Jazz ensembles are basically the same, even if they’re led by and named after a bandleader. Whoever Dizzy Gillespie put in a room when the tape started or the curtain was drawn was his band. If there were four people on stage, it was the Dizzy Gillespie Quartet. If there were seven, it was the Dizzy Gillespie Septet. When the person counting ran out of fingers, it was the Dizzy Gillespie Big Band; if he ran out of toes it was His Orchestra. Occasionally Gillespie or somebody at the record company would drop in the phrase “All Star” for some reason.
Years later people making compilation albums would use whatever they wanted. Nobody could keep track of how many different releases of the same sessions or concerts were made, let alone what exact phrasing was used at the time. Music DB sites like ours or Discogs want to error on the side of caution, so we just make new profiles and pretend we’ll sort it out later.
I’d suggest this for jazz or big band or easy listening bandleader, just using Gillespie as an example: keep a solo profile for Gillespie as a person. File any solo releases under that and use it for any place he’s credited as a guest with another ensemble, relationships, composition credits, etc., same as we do now. Then take any artist pages that are “Dizzy Gillespie [band]” and merge them into a single artist, keeping the existing artist credits, or updating them to match what’s on each release. Gillespie would still be a member of this band – probably the only continuous member, so these would still use one artist credit: [“Dizzy Gillespie bands” as “Dizzy Gillespie’s All-Star Debacle”], not [“Dizzy Gillespie”]'s [“Dizzy Gillespie bands” as “All-Star Debacle”].
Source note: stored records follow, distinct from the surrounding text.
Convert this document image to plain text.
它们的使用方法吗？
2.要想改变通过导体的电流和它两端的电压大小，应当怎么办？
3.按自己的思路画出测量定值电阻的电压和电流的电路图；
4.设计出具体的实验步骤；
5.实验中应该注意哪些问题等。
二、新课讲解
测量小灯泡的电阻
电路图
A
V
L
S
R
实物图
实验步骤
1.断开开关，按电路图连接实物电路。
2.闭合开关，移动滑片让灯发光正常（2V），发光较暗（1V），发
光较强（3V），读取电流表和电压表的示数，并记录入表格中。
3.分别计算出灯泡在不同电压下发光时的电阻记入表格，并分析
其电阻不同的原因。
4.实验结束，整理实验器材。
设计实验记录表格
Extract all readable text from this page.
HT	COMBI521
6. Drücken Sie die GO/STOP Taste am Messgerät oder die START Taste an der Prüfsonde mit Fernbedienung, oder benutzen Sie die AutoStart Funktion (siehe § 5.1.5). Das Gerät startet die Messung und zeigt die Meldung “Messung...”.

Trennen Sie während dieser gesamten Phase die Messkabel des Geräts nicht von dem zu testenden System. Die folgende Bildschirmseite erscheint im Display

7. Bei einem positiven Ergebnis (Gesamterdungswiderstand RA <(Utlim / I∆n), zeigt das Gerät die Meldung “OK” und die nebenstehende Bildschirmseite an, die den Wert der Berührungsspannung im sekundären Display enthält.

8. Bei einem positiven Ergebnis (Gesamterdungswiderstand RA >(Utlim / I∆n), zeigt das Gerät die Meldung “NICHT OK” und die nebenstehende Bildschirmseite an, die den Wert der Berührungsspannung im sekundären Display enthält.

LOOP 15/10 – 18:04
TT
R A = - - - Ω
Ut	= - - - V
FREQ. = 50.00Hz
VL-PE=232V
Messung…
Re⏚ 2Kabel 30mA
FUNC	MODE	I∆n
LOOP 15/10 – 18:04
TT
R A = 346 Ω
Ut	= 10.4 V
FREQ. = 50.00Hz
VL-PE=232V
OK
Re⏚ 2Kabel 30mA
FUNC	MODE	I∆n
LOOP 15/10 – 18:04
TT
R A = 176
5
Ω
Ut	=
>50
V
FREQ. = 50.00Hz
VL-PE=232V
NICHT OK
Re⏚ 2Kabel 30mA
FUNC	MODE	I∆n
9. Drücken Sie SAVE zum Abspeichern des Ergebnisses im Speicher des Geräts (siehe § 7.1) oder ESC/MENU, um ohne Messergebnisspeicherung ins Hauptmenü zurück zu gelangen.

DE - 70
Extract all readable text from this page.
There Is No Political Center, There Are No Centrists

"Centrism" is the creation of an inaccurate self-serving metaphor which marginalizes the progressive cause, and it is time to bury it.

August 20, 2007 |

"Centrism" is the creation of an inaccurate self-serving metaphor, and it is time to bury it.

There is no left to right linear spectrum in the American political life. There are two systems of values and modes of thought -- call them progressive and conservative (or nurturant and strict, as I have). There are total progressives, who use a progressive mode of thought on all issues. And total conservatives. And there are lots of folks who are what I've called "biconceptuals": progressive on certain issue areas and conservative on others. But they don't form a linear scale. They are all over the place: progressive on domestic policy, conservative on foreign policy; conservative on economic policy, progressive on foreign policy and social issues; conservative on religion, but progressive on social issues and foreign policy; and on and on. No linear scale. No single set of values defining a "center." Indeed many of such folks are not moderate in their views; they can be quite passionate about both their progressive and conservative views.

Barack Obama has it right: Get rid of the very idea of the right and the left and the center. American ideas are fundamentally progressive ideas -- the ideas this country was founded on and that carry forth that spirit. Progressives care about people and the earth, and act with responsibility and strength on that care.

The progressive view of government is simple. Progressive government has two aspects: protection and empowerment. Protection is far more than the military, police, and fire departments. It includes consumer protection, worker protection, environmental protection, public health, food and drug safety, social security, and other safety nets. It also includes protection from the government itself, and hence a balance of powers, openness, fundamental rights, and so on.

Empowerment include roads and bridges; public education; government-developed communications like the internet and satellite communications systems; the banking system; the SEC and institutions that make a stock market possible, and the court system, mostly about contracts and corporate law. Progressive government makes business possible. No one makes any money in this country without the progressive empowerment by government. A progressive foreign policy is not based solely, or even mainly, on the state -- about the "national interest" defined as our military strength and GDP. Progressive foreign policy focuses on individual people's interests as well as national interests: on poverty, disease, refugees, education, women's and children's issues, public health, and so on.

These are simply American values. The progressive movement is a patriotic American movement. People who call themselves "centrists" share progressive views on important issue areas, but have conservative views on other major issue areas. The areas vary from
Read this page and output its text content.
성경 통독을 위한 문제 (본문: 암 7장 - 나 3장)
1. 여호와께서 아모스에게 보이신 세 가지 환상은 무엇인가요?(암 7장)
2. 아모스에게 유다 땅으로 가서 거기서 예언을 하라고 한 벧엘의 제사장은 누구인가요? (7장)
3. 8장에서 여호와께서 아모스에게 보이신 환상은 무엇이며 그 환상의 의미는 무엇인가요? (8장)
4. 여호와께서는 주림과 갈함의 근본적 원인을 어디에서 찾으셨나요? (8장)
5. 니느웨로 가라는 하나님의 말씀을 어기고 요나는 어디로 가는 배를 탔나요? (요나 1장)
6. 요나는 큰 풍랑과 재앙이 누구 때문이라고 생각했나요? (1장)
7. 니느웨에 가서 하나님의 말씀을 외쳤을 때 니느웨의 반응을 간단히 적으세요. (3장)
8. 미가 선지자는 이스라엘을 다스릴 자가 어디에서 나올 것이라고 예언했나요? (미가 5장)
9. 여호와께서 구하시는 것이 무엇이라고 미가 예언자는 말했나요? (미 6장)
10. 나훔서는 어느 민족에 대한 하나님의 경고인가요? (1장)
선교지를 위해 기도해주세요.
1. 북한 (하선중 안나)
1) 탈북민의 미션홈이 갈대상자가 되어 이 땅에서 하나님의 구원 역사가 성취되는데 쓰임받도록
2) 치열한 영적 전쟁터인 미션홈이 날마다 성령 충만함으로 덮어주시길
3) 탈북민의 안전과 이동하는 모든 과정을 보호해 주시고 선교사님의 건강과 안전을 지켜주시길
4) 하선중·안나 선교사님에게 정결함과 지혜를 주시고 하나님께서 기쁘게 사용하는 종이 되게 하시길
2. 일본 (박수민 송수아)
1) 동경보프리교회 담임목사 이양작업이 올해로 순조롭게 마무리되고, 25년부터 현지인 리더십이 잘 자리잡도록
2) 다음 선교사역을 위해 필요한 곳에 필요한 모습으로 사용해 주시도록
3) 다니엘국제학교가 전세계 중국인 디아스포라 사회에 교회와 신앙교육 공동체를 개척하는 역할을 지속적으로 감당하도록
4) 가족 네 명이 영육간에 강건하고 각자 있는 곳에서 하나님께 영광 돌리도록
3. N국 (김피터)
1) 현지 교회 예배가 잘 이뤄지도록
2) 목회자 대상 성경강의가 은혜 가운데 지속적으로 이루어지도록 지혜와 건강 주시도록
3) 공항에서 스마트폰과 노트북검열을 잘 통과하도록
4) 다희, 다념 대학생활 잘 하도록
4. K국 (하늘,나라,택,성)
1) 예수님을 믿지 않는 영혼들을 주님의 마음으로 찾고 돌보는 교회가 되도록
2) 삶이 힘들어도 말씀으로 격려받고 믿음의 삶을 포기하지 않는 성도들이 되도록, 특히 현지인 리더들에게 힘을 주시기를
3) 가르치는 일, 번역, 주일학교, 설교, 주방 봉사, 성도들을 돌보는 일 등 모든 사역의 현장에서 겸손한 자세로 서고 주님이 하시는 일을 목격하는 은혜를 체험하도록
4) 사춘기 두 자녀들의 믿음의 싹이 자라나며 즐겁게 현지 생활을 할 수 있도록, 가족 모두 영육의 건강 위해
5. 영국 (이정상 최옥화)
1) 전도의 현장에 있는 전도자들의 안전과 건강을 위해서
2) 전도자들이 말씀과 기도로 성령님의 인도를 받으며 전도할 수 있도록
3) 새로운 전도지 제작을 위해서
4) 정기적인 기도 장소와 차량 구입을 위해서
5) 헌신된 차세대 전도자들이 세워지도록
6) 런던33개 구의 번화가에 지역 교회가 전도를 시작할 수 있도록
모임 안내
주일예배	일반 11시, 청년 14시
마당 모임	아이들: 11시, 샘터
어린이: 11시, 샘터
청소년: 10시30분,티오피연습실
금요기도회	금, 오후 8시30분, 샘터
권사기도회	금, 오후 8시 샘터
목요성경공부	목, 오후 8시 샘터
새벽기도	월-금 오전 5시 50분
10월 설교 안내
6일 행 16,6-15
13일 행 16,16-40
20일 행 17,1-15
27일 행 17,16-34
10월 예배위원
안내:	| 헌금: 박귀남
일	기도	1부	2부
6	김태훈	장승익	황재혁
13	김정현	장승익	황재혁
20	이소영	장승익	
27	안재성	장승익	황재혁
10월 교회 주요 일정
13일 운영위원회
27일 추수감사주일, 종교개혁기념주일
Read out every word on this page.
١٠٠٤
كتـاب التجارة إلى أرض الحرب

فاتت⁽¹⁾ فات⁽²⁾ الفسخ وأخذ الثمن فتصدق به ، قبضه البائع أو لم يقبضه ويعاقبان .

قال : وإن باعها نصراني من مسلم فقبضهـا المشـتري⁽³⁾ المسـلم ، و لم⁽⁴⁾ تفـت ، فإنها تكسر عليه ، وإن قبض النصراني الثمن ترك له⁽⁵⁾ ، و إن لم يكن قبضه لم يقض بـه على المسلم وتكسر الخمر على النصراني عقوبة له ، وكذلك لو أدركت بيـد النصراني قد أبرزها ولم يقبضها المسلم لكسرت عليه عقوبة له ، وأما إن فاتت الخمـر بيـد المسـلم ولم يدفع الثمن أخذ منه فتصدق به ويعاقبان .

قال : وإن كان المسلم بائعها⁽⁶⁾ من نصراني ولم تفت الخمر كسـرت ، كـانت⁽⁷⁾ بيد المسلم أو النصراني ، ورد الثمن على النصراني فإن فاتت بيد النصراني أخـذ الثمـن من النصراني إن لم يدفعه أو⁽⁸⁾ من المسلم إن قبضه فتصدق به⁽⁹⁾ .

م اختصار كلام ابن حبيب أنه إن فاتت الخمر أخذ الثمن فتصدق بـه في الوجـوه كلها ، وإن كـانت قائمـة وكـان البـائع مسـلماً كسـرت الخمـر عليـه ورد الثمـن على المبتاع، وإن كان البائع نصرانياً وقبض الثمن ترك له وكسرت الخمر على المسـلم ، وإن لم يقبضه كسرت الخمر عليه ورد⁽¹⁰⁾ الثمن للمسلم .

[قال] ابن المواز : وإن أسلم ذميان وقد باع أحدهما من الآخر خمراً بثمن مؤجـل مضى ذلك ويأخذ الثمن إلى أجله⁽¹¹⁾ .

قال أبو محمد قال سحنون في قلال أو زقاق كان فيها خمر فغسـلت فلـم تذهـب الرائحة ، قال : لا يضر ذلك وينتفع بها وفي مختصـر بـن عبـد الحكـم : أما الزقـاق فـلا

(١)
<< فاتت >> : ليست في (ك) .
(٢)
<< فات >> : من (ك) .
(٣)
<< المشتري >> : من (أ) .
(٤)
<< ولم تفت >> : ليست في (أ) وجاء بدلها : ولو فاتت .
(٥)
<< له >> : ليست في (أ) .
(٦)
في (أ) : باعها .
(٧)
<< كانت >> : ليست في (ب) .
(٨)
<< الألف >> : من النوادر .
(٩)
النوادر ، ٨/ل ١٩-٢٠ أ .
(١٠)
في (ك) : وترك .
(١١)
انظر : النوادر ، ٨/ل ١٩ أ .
The only exception would be if the bandleader treats a specific lineup and band name as a special group. If the group lasts a long time with the same core members, the bandleader uses a different band name if it’s not that group, and/or if it’s a specific kind of music that’s a departure from his than his other groups, then an argument could be made that that’s a distinct artist based on AI.